Ehrman è forse il principale studioso di livello con un punto di vista scettico sull’attendibilità storica del Nuovo Testamento, grazie a questo confronto abbiamo anche scoperto che è stato tra gli allievi preferiti di Bruce Metzger, uno dei più importanti biblisti cristiani del secolo scorso. Licona, invece, anch’egli molto noto e apprezzato nell’ambito accademico, sostiene il punto di vista contrario. In questo articolo abbiamo raccolto ampie sintesi dei loro interventi.

Innanzitutto andremo a smontare un mito su B.D. Ehrman: leggenda vuole che si sia allontanato dalla fede cristiana evangelica a causa dei suoi studi biblici. Lui stesso tuttavia ha chiarito le cose nella sua intervista iniziale«Quando ho iniziato ad insegnare alla Rutgers University a metà degli anni 1980 mi è stato chiesto di preparare una lezione sul problema della sofferenza, così come presentata in diverse parti della Bibbia […]. Allora ero un cristiano profondamente impegnato.
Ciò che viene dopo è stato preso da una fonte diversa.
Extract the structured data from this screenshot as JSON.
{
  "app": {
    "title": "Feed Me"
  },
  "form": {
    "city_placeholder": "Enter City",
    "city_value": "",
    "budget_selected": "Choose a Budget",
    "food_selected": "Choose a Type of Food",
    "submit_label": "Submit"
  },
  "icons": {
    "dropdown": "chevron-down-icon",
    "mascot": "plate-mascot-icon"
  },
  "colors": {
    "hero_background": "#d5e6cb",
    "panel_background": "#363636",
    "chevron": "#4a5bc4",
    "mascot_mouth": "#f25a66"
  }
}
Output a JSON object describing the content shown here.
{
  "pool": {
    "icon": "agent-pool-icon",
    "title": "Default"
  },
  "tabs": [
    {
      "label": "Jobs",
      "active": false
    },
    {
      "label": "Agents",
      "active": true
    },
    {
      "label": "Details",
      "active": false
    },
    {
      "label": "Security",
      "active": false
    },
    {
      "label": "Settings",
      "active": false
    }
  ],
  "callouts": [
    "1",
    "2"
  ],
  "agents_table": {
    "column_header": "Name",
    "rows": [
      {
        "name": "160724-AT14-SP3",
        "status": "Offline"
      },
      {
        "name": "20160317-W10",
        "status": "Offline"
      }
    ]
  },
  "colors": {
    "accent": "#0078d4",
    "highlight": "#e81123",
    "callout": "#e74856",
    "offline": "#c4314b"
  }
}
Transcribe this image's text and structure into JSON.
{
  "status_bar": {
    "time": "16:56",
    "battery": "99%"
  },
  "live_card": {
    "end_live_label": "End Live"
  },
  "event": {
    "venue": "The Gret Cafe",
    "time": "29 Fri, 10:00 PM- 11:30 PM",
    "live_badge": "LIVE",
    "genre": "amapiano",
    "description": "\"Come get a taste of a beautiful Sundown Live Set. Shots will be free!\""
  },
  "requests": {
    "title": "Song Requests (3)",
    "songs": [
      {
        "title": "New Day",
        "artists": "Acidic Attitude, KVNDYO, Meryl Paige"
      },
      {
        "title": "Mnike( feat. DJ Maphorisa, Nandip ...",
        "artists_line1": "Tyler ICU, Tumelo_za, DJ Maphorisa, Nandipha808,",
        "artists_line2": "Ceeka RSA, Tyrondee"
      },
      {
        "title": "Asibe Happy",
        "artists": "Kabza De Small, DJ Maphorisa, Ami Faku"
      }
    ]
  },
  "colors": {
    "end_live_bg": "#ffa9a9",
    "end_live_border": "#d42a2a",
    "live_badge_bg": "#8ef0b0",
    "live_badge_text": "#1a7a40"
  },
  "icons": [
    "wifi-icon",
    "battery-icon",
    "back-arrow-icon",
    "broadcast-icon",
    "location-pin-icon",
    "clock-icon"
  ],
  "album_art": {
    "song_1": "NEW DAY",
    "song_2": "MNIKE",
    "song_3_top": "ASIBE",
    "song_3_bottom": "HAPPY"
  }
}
E ho continuato ad esserlo per anni dopo. Ma ho cominciato a lottare a fondo con il problema della sofferenza […] e sono arrivato ad un punto in cui non credevo avesse più senso. Non potevo più credere che ci fosse un Dio che si preoccupava del suo popolo ed era attivo nel mondo, intervenendo e rispondendo alle preghiere, e contemporaneamente l’esistenza di un bambino innocente che muore di fame ogni cinque secondi. Ad un certo punto ho smesso di credere».

Per quanto riguarda M. Licona, nella sua intervista iniziale appare chiaro l’opposizione all‘infallibilità delle Scritture, ovvero all’errato convincimento (sostenuto da diversi evangelici, protestanti e dai Testimoni di Geova) che tutto ciò che afferma la Bibbia sia privo di errore. Non è così, «l’infallibilità biblica non è il fondamento della fede cristiana; Gesù lo è. Se Gesù è risorto, il cristianesimo è vero, anche se dovesse risultare che la Bibbia non è accurata in ogni dettaglio».

 

Entriamo ora nel merito delle tre grandi obiezioni avanzate da B.D. Ehrman e dalle tre risposte date da M. Licona.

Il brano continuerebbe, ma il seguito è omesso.